While a fetus is fully dependant on the mother for all vital needs including oxygen, nutrients, and waste removal, at birth the body systems must immediately undergo tremendous changes so that the newborn can exist outside the womb.

Newborn Stabilization and Transition

While the LPN is not responsible for complete resuscitation; they must be able to initiate resuscitation and assist throughout the process. The first 6 to 12 hours after birth are a critical transition period for the newborn. During this period you must be alert to early signs of distress and be ready to intervene quickly to prevent complications and poor outcomes.

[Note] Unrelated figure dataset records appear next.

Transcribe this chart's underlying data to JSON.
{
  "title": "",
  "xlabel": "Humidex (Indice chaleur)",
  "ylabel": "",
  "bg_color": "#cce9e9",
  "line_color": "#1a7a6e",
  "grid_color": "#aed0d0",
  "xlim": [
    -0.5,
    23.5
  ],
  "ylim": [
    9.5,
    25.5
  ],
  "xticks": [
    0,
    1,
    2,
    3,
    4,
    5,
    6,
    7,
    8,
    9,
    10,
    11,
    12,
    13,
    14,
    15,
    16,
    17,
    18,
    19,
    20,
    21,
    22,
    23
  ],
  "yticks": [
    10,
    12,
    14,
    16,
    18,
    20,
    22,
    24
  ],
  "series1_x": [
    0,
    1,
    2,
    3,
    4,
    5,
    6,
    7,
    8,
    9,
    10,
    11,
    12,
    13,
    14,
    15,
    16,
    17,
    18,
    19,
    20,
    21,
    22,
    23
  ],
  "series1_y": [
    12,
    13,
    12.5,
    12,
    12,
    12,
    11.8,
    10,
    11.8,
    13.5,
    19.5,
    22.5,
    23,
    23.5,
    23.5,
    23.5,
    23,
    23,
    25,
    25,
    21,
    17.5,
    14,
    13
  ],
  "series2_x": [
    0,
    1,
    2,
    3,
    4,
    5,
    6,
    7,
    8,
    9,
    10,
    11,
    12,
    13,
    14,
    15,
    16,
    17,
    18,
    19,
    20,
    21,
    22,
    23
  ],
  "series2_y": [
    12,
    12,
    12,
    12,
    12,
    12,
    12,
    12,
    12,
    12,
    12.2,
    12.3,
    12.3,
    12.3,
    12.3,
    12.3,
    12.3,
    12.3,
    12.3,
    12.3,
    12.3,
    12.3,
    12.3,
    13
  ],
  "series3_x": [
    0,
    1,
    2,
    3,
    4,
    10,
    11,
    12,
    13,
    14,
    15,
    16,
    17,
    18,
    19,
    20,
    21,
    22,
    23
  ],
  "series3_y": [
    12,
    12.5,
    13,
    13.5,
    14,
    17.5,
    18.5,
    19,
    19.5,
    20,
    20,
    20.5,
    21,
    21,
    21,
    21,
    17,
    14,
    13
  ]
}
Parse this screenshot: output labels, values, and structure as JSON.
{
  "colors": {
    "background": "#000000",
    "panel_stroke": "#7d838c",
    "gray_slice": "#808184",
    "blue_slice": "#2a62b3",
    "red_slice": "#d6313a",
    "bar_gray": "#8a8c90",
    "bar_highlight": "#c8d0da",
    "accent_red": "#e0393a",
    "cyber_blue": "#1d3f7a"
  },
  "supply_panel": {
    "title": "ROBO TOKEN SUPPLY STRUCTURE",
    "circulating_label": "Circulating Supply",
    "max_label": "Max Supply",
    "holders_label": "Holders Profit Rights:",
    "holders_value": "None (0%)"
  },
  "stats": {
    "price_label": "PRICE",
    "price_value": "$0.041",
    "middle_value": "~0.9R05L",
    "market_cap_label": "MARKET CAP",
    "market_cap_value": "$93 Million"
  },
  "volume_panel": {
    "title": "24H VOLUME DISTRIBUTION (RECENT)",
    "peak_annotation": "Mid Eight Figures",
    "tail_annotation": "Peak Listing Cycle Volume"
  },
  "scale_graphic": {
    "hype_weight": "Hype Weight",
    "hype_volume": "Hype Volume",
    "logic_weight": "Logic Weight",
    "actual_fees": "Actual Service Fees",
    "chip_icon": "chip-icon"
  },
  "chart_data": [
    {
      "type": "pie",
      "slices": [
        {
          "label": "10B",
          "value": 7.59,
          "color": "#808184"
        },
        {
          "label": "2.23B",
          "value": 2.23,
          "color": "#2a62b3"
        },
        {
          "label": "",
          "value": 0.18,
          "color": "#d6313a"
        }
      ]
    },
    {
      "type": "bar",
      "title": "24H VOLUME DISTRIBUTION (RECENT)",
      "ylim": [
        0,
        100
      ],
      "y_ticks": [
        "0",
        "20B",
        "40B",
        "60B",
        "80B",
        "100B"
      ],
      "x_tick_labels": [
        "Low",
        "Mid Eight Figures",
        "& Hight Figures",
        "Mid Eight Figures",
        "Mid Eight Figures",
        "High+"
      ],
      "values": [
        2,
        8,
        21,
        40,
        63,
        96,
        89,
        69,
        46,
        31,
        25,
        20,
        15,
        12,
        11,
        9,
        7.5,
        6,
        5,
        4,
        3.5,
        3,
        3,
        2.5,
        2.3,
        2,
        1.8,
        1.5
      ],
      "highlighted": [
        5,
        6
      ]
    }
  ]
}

Assessments are discussed in the previous chapter.

Preventing Infection

Within the first hour after birth, an antibiotic must be placed in the newborn's eyes to prevent ophthalmia neonatorum (a severe eye infection contracted in the birth canal of a woman with gonorrhea or chlamydia). There are three ophthalmic agents approved for eye prophylaxis: 1% silver nitrate, 0.5% erythromycin, and 1% tetracycline. Silver nitrate is used infrequently because it is irritating to the eyes. While some facilities may instill eye prophylaxis in the delivery area immediately after birth, it is recommended that the instillation be delayed up to one hour to allow the newborn and parents to bond while the infant is in a quiet alert state. Another possible infection site is the umbilical cord stump. Practice careful hand washing and use strict aseptic technique when caring for the cord. Often an antiseptic solution such as triple dye, bacitracin ointment, or providone-iodine is used initially to paint the cord to help prevent the development of infection.